His new master treated him roughly, punching at the screen, trying to get in some free long-distance calls. It was obvious he didn’t know his way around, and iPhone wasn’t talking.
But wait, now he was back on the Light Rail. Returning to the scene of the crime? How is that a good idea?
And now the Young Fool was back to his old tricks, harassing other passengers and generally making more trouble. iPhone had had enough, and decided to try psychic means of communication. Apparently, reaching me as I was suffering in the ER, he gave me the idea to have the phone service shut off. I asked my wife to call AT&T, she explained the loss, and they immediately cut off the phone service. My iPhone was gone, but at least I wouldn’t be accruing additional insult on top of injury.
iPhone’s psychic abilities only increased more once the distraction of listening for incoming calls went away, and he convinced Young Fool to get into a face-off with Big Burly, another passenger on the train. The two argued and exited the train, Big Burly pulled a gun on Young Fool, and shot him in the leg. Big Burly ran off into the neighborhood, and Young Fool waited for law enforcement to arrive. He was now the victim. Taking out iPhone, he stripped down his pants, and took two photos of his injuries on the back of his thigh.
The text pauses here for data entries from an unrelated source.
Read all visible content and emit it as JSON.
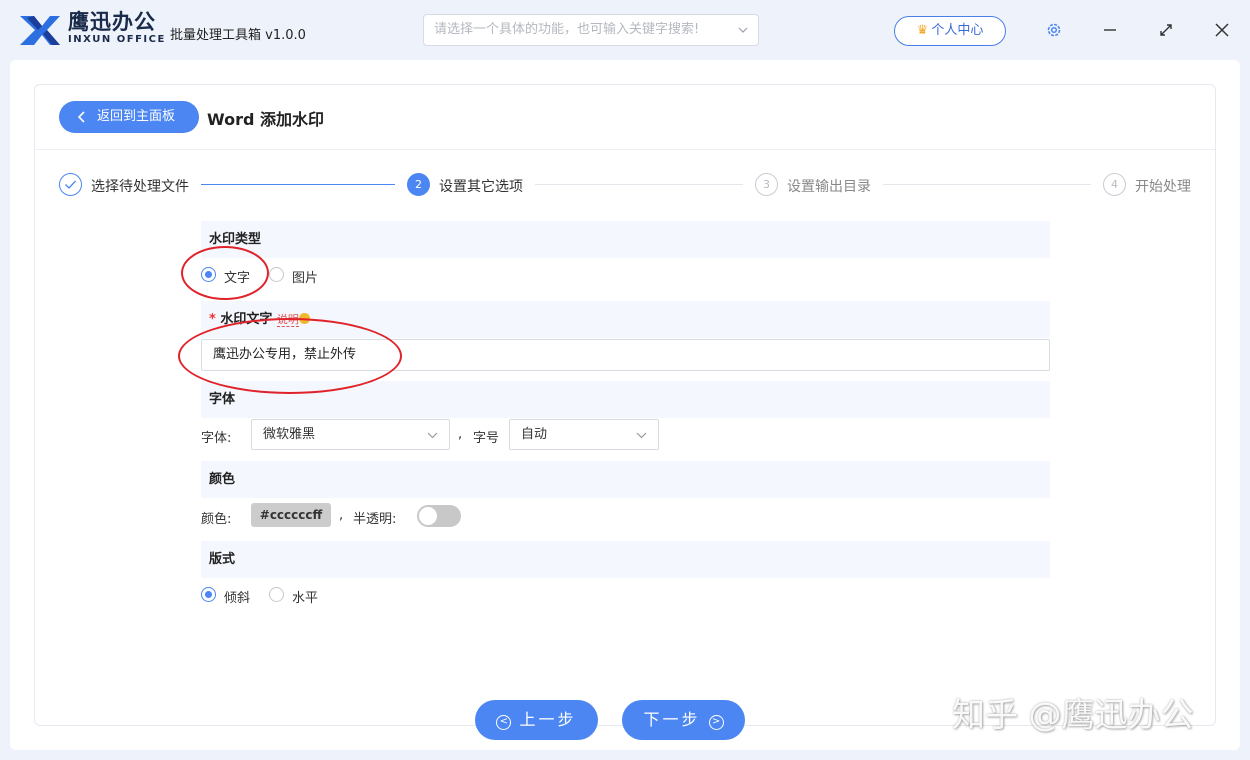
{
  "app": {
    "logo_cn": "鹰迅办公",
    "logo_en": "INXUN OFFICE",
    "name": "批量处理工具箱 v1.0.0",
    "search_placeholder": "请选择一个具体的功能，也可输入关键字搜索!",
    "user_center": "个人中心",
    "icons": [
      "logo-mark",
      "chevron-down-icon",
      "crown-icon",
      "gear-icon",
      "minimize-icon",
      "maximize-icon",
      "close-icon"
    ]
  },
  "page": {
    "back_label": "返回到主面板",
    "title": "Word 添加水印"
  },
  "steps": [
    {
      "num": "",
      "label": "选择待处理文件",
      "state": "done"
    },
    {
      "num": "2",
      "label": "设置其它选项",
      "state": "active"
    },
    {
      "num": "3",
      "label": "设置输出目录",
      "state": "pending"
    },
    {
      "num": "4",
      "label": "开始处理",
      "state": "pending"
    }
  ],
  "form": {
    "type": {
      "heading": "水印类型",
      "options": [
        {
          "label": "文字",
          "checked": true
        },
        {
          "label": "图片",
          "checked": false
        }
      ]
    },
    "text": {
      "required_mark": "*",
      "heading": "水印文字",
      "tip": "说明",
      "value": "鹰迅办公专用，禁止外传"
    },
    "font": {
      "heading": "字体",
      "family_label": "字体:",
      "family_value": "微软雅黑",
      "separator": ",",
      "size_label": "字号",
      "size_value": "自动"
    },
    "color": {
      "heading": "颜色",
      "color_label": "颜色:",
      "color_value": "#ccccccff",
      "separator": ",",
      "translucent_label": "半透明:",
      "translucent_on": false
    },
    "layout": {
      "heading": "版式",
      "options": [
        {
          "label": "倾斜",
          "checked": true
        },
        {
          "label": "水平",
          "checked": false
        }
      ]
    }
  },
  "nav": {
    "prev_label": "上一步",
    "next_label": "下一步"
  },
  "watermark": "知乎 @鹰迅办公",
  "colors": {
    "accent": "#4b86f2",
    "annotation": "#e0222a",
    "section_bg": "#f4f7fd"
  }
}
When the police arrived, they noticed that some things didn’t quite add up. Young Fool was injured, but all he could talk about was “Where’s my iPhone. Where’s my iPhone?” The officer on duty recalled an earlier report about a Light Rail iPhone theft, and began putting two and two together, and discovered that the iPhone in Young Fool’s possession was not his own. Young Fool was arrested, and the iPhone was confiscated.
By this time, my wife and I were on our way home, when her cell phone rang. I answered it, and it was the Sacramento County Sheriff who recovered the phone. “I think we have your iPhone,” he told me. I was in shock. How was this even possible? He arranged to meet us at our home later that afternoon.
I called our son at home, to tell him the good news about the recovered phone. He had just seen a news report about a light rail incident in which a passenger had been shot by another. The report focused on the fact that the poor fellow was another victim of undeserved violence.
Meanwhile, iPhone was still trying to see justice served. He remembered the women from the train earlier in the day, and put it in her mind to contact the TV station and let them know there was more to the story than met the eye. Soon after iPhone reunited with me, a TV crew was at my house to hear the story of a theft, injury and recovery, and I, once a victim, was now the victor.